The judges were not satisfied with his answer, and pressed him, and he replied: “Alas! Monsignor, you torment yourself and me along with you … Truly there was no other cause, no other end or intention”. Like almost every murderer today, Gilles then began to blame his childhood, stating that he had no guidance as a youth and “pleased himself with every illicit act.” The court reporter noted that Gilles said, “In his youth he had always been of a delicate nature and for his pleasure and according to his will had done whatever evil he could.” Gilles then began to weep, and warned parents to protect their children from monsters like himself. He even warned them not to dress their too finely and to tolerate no laziness, for “Many ills are born of laziness and of the excesses of eating and drinking.”
But such were excuses.
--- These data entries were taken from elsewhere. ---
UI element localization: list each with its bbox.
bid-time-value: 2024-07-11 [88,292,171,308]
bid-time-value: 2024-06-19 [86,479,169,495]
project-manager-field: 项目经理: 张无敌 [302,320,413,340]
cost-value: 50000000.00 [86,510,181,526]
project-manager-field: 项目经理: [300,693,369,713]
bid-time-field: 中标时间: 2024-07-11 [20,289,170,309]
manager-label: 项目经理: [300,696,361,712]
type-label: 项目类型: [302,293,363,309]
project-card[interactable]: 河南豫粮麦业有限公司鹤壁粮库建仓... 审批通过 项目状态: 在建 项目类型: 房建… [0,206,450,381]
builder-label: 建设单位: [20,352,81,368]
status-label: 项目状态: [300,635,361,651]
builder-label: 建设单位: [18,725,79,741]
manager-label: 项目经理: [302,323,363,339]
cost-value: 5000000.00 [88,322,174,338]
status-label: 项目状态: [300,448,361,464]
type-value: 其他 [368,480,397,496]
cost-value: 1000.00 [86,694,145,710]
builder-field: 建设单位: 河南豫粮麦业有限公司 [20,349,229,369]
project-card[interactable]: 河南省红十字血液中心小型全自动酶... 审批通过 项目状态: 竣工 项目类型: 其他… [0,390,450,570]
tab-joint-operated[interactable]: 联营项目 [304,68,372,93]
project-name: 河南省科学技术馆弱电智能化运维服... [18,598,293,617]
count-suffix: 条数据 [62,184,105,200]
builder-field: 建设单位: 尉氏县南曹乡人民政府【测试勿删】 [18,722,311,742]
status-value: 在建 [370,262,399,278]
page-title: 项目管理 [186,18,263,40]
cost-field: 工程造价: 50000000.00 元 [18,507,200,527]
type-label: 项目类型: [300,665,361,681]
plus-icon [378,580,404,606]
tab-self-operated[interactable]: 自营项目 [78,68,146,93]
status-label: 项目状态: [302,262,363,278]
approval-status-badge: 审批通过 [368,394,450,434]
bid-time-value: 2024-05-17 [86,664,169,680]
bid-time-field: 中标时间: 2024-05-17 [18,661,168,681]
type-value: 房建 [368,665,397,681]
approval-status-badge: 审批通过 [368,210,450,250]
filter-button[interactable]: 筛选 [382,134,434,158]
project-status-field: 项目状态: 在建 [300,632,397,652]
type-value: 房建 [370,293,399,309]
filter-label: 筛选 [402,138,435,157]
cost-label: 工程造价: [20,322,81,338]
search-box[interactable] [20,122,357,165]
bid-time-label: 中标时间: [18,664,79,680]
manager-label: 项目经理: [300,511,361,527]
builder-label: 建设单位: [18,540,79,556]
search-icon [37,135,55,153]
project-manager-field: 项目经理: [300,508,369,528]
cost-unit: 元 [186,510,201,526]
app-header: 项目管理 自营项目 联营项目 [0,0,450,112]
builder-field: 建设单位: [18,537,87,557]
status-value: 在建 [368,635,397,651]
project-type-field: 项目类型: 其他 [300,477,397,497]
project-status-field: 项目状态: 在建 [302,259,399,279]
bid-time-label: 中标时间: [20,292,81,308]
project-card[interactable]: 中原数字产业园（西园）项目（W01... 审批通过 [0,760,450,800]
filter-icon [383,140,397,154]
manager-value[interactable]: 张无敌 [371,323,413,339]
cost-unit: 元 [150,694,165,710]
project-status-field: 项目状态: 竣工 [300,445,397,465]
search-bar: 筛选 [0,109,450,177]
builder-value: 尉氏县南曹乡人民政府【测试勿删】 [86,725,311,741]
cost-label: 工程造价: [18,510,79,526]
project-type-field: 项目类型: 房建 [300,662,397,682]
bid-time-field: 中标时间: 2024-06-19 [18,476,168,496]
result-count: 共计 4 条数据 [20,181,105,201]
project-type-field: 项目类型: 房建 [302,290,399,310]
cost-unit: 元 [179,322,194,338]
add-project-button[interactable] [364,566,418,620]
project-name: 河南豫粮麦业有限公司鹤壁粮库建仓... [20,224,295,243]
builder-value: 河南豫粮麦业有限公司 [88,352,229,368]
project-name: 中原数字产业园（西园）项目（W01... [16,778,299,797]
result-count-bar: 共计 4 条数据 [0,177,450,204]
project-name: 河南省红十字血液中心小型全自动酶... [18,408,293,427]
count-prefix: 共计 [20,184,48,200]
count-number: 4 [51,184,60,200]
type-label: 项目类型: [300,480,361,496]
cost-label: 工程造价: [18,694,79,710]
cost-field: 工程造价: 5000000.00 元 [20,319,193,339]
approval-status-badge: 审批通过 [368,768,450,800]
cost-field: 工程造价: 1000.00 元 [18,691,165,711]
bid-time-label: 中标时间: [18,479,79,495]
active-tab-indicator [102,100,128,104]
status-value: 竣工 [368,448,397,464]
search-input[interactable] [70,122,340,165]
Gilles was a student of the occult, a fanatical one at that, who partook in the occult in the bloodiest manner. In his day, the roots of the occult in Europe were almost entirely found in Cabalistic magic. The famed occultist, Eliphas Levi — who was an ardent enthusiast for the Kabbalah, wrote that “the Jews, the most faithful trustees of the secrets of the Cabala, were almost always the great masters of magic in the Middle Ages,” and suggested that Gilles de Rais took his diabolical rituals “from some of those old Hebrew grimoires (books on magic)”. (See Webster, Secret Societies and Subversive Movements, p. 79).
Israel was established by God to be a light to the nations. With this they had a knowledge of God greater than their neighbors. For Jethro — a Midianite who was a priest of God — told Moses after seeing many miracles, “Now I know that the LORD is greater than all gods” (Exodus 18:11). Other peoples had knowledge of God, but the Hebrews had a more complete understanding. And, having such an immense knowledge, when they turned against God they did so with more viscousness; knowing the tenants of their faith, they had explanations to refute what they were taught. Thus, when they turned to paganism, they had more vitriol than the Canaanites, for they were raised with the truth of God, and having this knowledge, they partook in paganism not in ignorance, but with hatred for the truth. Therefore, when they spilt the blood of their children for Moloch, this was not done because they were raised in the darkness, but because they loved the darkness. It is like the fallen angels. The demons were, initially, created as angels. Hence Satan was described as once being “the signet of perfection, full of wisdom and perfect in beauty.” (Ezekiel 28:12)
Satan and his demons were full of wisdom because, being eternal, they had an eternal knowledge of the truth. Thus, when they rebelled, they had an eternal hatred for the truth. The Catholic Church was founded by Christ and is, thus, a continuation of Israel. Just as there were people in Israel who had an agenda of homosexuality, witchcraft and paganism, so there are people in the Catholic world who push for the same things. One can see this in the Catholic Church’s embracing of pagan religions under John Paul II in Assisi; the Vatican’s acceptance of the earth goddess, Pachamama, the Catholic Church’s absorption of gay priests, and even Catholics who support abortion. A people within the Israel of God will become the most ardent haters of God.